Wednesday, June 25, 2008
Juneau What I'm Sayin? Myanmar Learns a Lesson In Politricks
The New York Times published a browbeating article yesterday about the new capitol city of Myanmar, Naypyidaw. Myanmar's former capitol was Yangon, a city of 6 million which lies near the coast of the Bay of Bengal. The new capitol, built in secret and unveiled in 2005, lies some 500 miles north deep in rural, impovershed, farmland; far removed from prying eyes to further entrench the power of the military, which has ruled the country since a coup in 1962. Impenetrable to all, save perhaps Rambo.
The Times sums up its view of the situation thusly, "…the transfer of the entire bureaucracy to this relatively remote location, where malaria is still endemic and cellphones do not work, has drained the country’s finances and widened the gulf between the rulers and the ruled."
We in the West could leave it at that, shaking our heads and "tsk-tsking" at this latest move away from any semblance of an open or democratic government. Except, really, is the military junta's decision to move deeper into seclusion and secrecy all that different from America's decision to move our capitol to D.C. or where our states have chosen to place their capitol Or, to paraphrase a great 1980's anti-drug ad, "I learned it from watching you dad!"

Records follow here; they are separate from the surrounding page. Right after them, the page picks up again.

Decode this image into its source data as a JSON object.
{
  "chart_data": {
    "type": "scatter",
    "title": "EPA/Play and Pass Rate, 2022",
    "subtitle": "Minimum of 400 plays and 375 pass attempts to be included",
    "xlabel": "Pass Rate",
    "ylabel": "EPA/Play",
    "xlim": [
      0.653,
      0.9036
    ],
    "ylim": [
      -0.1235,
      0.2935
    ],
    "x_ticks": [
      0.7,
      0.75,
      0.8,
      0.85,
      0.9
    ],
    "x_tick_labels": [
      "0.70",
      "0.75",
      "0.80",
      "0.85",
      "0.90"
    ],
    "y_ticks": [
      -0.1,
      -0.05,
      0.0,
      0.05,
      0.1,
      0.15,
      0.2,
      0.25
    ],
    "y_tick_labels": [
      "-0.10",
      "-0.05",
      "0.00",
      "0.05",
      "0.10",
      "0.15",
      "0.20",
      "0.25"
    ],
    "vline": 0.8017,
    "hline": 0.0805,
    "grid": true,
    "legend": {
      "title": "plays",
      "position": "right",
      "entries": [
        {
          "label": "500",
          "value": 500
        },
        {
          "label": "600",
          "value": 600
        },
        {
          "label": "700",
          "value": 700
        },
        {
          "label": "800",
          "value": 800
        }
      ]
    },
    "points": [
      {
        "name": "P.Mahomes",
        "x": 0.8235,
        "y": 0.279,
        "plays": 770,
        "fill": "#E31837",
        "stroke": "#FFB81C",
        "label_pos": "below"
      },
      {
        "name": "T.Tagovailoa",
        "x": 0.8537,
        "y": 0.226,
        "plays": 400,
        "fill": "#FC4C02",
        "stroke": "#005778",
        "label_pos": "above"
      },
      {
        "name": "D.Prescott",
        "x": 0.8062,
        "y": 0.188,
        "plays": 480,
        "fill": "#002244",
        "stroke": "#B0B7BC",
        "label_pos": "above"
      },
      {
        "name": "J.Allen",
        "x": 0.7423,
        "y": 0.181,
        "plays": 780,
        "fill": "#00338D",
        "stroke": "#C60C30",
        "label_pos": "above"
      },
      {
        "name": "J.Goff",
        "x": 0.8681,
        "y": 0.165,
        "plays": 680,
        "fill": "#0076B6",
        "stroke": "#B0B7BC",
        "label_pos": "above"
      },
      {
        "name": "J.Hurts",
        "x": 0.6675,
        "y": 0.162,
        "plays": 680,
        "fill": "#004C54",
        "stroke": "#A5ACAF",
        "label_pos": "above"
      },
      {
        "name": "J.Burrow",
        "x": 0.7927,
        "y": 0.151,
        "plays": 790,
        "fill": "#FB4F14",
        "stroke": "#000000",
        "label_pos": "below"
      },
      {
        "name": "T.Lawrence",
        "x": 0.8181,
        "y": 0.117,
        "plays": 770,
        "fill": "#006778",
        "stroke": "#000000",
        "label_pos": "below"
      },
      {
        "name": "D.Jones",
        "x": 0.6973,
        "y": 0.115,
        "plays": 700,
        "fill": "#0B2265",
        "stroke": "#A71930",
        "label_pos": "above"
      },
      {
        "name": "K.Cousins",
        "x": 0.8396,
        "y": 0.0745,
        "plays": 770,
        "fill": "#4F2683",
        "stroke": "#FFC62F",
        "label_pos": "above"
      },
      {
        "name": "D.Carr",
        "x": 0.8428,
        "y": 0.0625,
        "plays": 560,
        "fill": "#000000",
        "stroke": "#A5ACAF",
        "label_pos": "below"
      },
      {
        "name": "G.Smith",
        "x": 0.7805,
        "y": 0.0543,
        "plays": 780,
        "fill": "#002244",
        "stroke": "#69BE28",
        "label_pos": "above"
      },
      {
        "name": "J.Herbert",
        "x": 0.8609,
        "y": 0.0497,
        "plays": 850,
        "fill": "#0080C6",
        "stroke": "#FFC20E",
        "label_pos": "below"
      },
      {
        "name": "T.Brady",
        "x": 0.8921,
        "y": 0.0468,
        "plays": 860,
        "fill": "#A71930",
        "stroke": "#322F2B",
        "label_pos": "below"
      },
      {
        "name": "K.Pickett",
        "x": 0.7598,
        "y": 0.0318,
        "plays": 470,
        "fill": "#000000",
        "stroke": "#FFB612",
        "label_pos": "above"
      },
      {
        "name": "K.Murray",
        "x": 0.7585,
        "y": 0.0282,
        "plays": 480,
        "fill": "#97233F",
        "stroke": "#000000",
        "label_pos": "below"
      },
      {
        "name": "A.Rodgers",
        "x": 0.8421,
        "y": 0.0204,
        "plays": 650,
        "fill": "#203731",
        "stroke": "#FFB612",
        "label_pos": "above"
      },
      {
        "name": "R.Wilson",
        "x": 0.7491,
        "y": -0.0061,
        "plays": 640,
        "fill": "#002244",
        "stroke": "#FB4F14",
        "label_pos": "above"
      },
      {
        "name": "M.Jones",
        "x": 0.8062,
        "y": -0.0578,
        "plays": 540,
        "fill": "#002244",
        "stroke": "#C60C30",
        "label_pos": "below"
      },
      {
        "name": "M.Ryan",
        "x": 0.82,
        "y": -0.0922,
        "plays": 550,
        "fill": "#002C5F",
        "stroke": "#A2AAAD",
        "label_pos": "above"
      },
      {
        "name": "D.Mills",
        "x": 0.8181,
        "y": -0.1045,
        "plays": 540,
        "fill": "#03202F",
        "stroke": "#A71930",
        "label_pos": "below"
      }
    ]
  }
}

In one of the early victories for Jeffersonian rural/agrarian philosophy over Hamilton's urban/finance philosophy, the two agreed to move our young nation's capitol to what would become Washington, D.C., then sparsely populated swamp land, in exchange for the Federal Government's assumption of the states' war debt.
Almost all of our major states have their capitol cities deep in the sticks, Sacramento, California; Austin, Texas; Tallahassee, Florida; Albany, New York; Springfield, Illinois; Harrisburg, Pennsylvania. And Juneau, Alaska takes the cake; you can only get there via plane or boat.
Under our federalist system it is the states that exert far more influence over vital issues such as education, transportation, and crime, yet our state lawmakers, mostly anonymous themselves due to a lethargic voting public, get to conduct their, I mean our, business in complete anonymity. Maybe they are so anonymous because they are so far removed from the daily lives of the majority of the people they serve.
Take our great state, New York. More than half the state lives in the NYC metro area (NYC, Nassau, Suffolk and Westchester), yet our leaders conduct their business far from prying eyes in Albany. The only true check on government is the Fourth Estate, the press, and while New York City's papers all have correspondents up there, the majority of their resources and focus are maintained down here.
The counter-argument is that state legislators need to conduct their work in peace and quiet, away from the hum-and-drum and shady influences of city life. Nor can they over-react to what seem like the daily crisises and quickly-built public clamor that go along with urban living. Of course, similar logic lies behind the creation of innumerable state authorities, which are quasi-governmental agencies that act independently of oversight through their boards because their business is too important to be entangled with everyday politics. The most prominent example of such a state authority is the Metropolitan Transportation Authority. Immune from any real oversight or direction over its decisions at the state and city level, the MTA is run largely by multimillionaire board members who, despite not using public transportation themselves, get to decide how our system is run.
Transparency is essential to a well-functioning government, or as Steve Martin put it, “A day without sunshine is like, you know, night.”